Don’t waste time changing any side of your personality unless it’s a true character flaw that needs to be addressed. We’ve all got work to do, but that’s part of being human. We’re designed to grow and evolve! Don’t see internal work as a bad thing, but rather as a piece of the puzzle that’s necessary to become the person you are meant to be. When you focus on the outside world, you give away your power. Always go within to decide what you want, what needs work, and what it will take to live the life you deserve. We’re all worthy of love, but the ugly truth is that we’re not all ready for it just yet. And that’s okay!

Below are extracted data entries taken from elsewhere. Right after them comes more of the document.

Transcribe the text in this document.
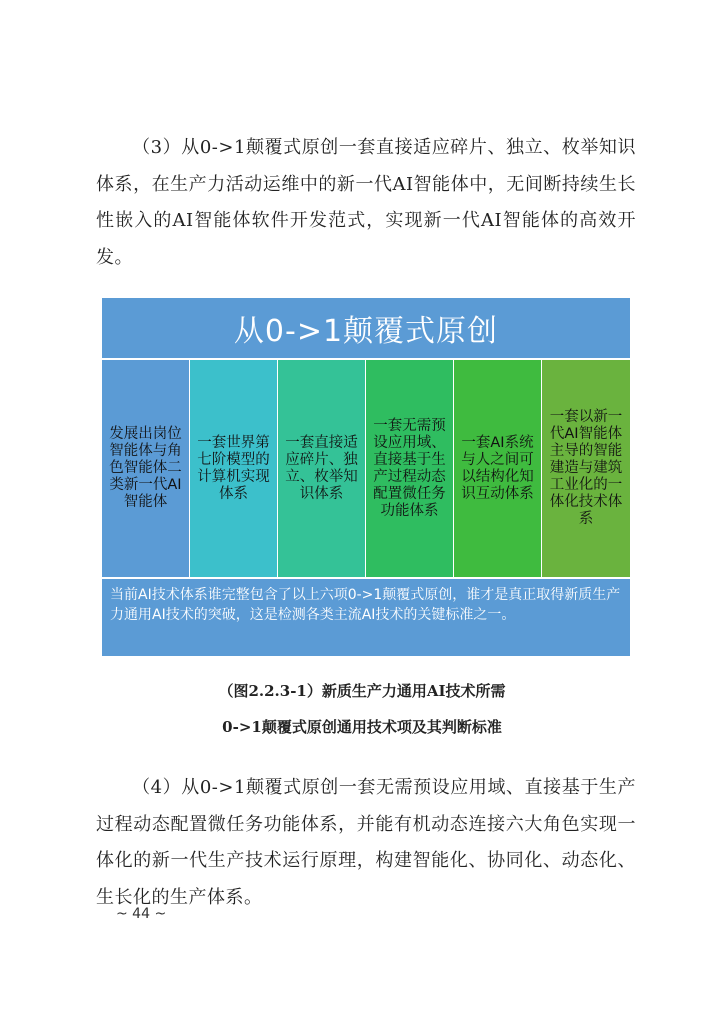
（3）从0->1颠覆式原创一套直接适应碎片、独立、枚举知识体系，在生产力活动运维中的新一代AI智能体中，无间断持续生长性嵌入的AI智能体软件开发范式，实现新一代AI智能体的高效开发。

从0->1颠覆式原创
发展出岗位智能体与角色智能体二类新一代AI智能体
一套世界第七阶模型的计算机实现体系
一套直接适应碎片、独立、枚举知识体系
一套无需预设应用域、直接基于生产过程动态配置微任务功能体系
一套AI系统与人之间可以结构化知识互动体系
一套以新一代AI智能体主导的智能建造与建筑工业化的一体化技术体系
当前AI技术体系谁完整包含了以上六项0->1颠覆式原创，谁才是真正取得新质生产力通用AI技术的突破，这是检测各类主流AI技术的关键标准之一。

（图2.2.3-1）新质生产力通用AI技术所需

0->1颠覆式原创通用技术项及其判断标准

（4）从0->1颠覆式原创一套无需预设应用域、直接基于生产过程动态配置微任务功能体系，并能有机动态连接六大角色实现一体化的新一代生产技术运行原理，构建智能化、协同化、动态化、生长化的生产体系。

~ 44 ~
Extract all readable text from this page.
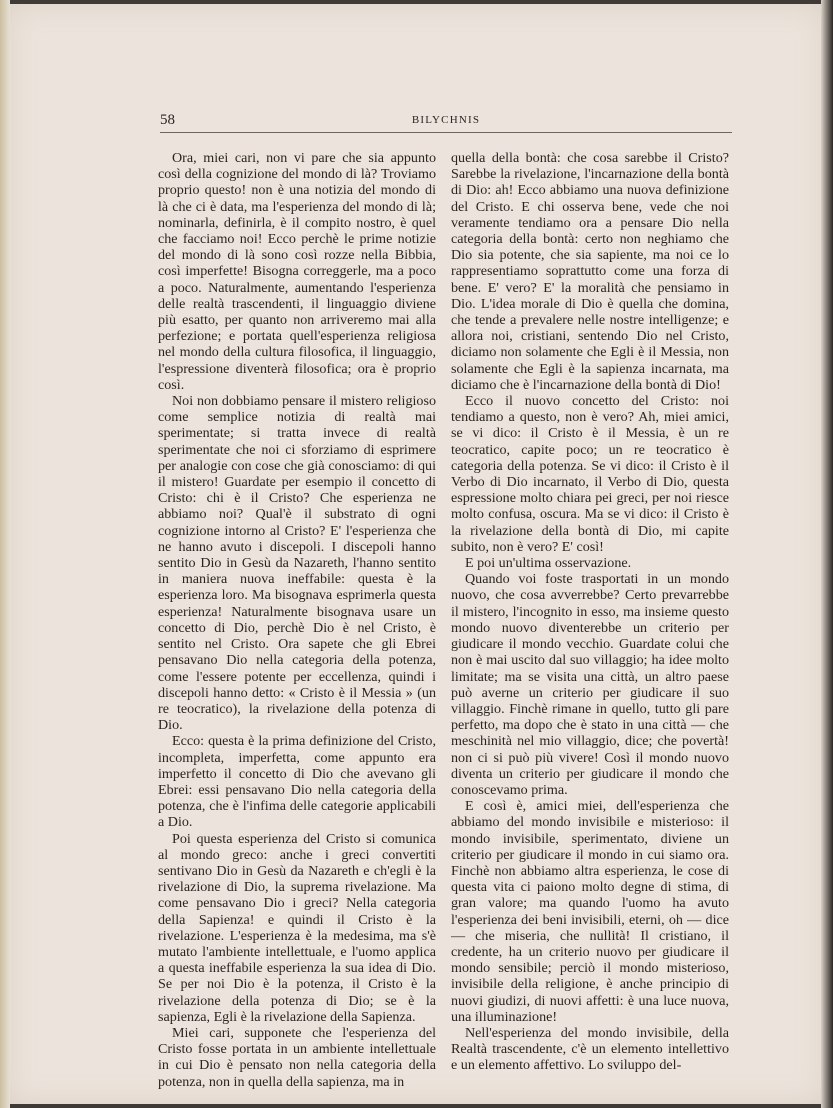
58	BILYCHNIS

Ora, miei cari, non vi pare che sia appunto così della cognizione del mondo di là? Troviamo proprio questo! non è una notizia del mondo di là che ci è data, ma l'esperienza del mondo di là; nominarla, definirla, è il compito nostro, è quel che facciamo noi! Ecco perchè le prime notizie del mondo di là sono così rozze nella Bibbia, così imperfette! Bisogna correggerle, ma a poco a poco. Naturalmente, aumentando l'esperienza delle realtà trascendenti, il linguaggio diviene più esatto, per quanto non arriveremo mai alla perfezione; e portata quell'esperienza religiosa nel mondo della cultura filosofica, il linguaggio, l'espressione diventerà filosofica; ora è proprio così.

Noi non dobbiamo pensare il mistero religioso come semplice notizia di realtà mai sperimentate; si tratta invece di realtà sperimentate che noi ci sforziamo di esprimere per analogie con cose che già conosciamo: di qui il mistero! Guardate per esempio il concetto di Cristo: chi è il Cristo? Che esperienza ne abbiamo noi? Qual'è il substrato di ogni cognizione intorno al Cristo? E' l'esperienza che ne hanno avuto i discepoli. I discepoli hanno sentito Dio in Gesù da Nazareth, l'hanno sentito in maniera nuova ineffabile: questa è la esperienza loro. Ma bisognava esprimerla questa esperienza! Naturalmente bisognava usare un concetto di Dio, perchè Dio è nel Cristo, è sentito nel Cristo. Ora sapete che gli Ebrei pensavano Dio nella categoria della potenza, come l'essere potente per eccellenza, quindi i discepoli hanno detto: « Cristo è il Messia » (un re teocratico), la rivelazione della potenza di Dio.

Ecco: questa è la prima definizione del Cristo, incompleta, imperfetta, come appunto era imperfetto il concetto di Dio che avevano gli Ebrei: essi pensavano Dio nella categoria della potenza, che è l'infima delle categorie applicabili a Dio.

Poi questa esperienza del Cristo si comunica al mondo greco: anche i greci convertiti sentivano Dio in Gesù da Nazareth e ch'egli è la rivelazione di Dio, la suprema rivelazione. Ma come pensavano Dio i greci? Nella categoria della Sapienza! e quindi il Cristo è la rivelazione. L'esperienza è la medesima, ma s'è mutato l'ambiente intellettuale, e l'uomo applica a questa ineffabile esperienza la sua idea di Dio. Se per noi Dio è la potenza, il Cristo è la rivelazione della potenza di Dio; se è la sapienza, Egli è la rivelazione della Sapienza.

Miei cari, supponete che l'esperienza del Cristo fosse portata in un ambiente intellettuale in cui Dio è pensato non nella categoria della potenza, non in quella della sapienza, ma in

quella della bontà: che cosa sarebbe il Cristo? Sarebbe la rivelazione, l'incarnazione della bontà di Dio: ah! Ecco abbiamo una nuova definizione del Cristo. E chi osserva bene, vede che noi veramente tendiamo ora a pensare Dio nella categoria della bontà: certo non neghiamo che Dio sia potente, che sia sapiente, ma noi ce lo rappresentiamo soprattutto come una forza di bene. E' vero? E' la moralità che pensiamo in Dio. L'idea morale di Dio è quella che domina, che tende a prevalere nelle nostre intelligenze; e allora noi, cristiani, sentendo Dio nel Cristo, diciamo non solamente che Egli è il Messia, non solamente che Egli è la sapienza incarnata, ma diciamo che è l'incarnazione della bontà di Dio!

Ecco il nuovo concetto del Cristo: noi tendiamo a questo, non è vero? Ah, miei amici, se vi dico: il Cristo è il Messia, è un re teocratico, capite poco; un re teocratico è categoria della potenza. Se vi dico: il Cristo è il Verbo di Dio incarnato, il Verbo di Dio, questa espressione molto chiara pei greci, per noi riesce molto confusa, oscura. Ma se vi dico: il Cristo è la rivelazione della bontà di Dio, mi capite subito, non è vero? E' così!

E poi un'ultima osservazione.

Quando voi foste trasportati in un mondo nuovo, che cosa avverrebbe? Certo prevarrebbe il mistero, l'incognito in esso, ma insieme questo mondo nuovo diventerebbe un criterio per giudicare il mondo vecchio. Guardate colui che non è mai uscito dal suo villaggio; ha idee molto limitate; ma se visita una città, un altro paese può averne un criterio per giudicare il suo villaggio. Finchè rimane in quello, tutto gli pare perfetto, ma dopo che è stato in una città — che meschinità nel mio villaggio, dice; che povertà! non ci si può più vivere! Così il mondo nuovo diventa un criterio per giudicare il mondo che conoscevamo prima.

E così è, amici miei, dell'esperienza che abbiamo del mondo invisibile e misterioso: il mondo invisibile, sperimentato, diviene un criterio per giudicare il mondo in cui siamo ora. Finchè non abbiamo altra esperienza, le cose di questa vita ci paiono molto degne di stima, di gran valore; ma quando l'uomo ha avuto l'esperienza dei beni invisibili, eterni, oh — dice — che miseria, che nullità! Il cristiano, il credente, ha un criterio nuovo per giudicare il mondo sensibile; perciò il mondo misterioso, invisibile della religione, è anche principio di nuovi giudizi, di nuovi affetti: è una luce nuova, una illuminazione!

Nell'esperienza del mondo invisibile, della Realtà trascendente, c'è un elemento intellettivo e un elemento affettivo. Lo sviluppo del-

If I were to be given my ideal relationship a few years ago, it would have failed simply because, despite what I thought, I wasn’t ready. I hadn’t yet figured out what I wanted out of life and in turn what I needed out of a partner. Looking back, that didn’t make me a failure or a person that was unworthy of love, it just meant I had more life to live first. I had more learning and growing to do before I would be ready to accept and appreciate a relationship like the one I have now. If I could go back to my younger self, I’d say, “Snap out of it!” It has nothing to do with self-worth and everything to do with timing. You will find what you want when it best fits your life—trust the process.
So wherever you are in the dating process, I hope you realize that you deserve a partner that loves you for who you are no matter what. And you will find that person when you stop playing games and start getting real. Tell the truth, be who you are and take the risk, even if it leads to rejection at first. Eventually the right fit will come along and everything will make sense.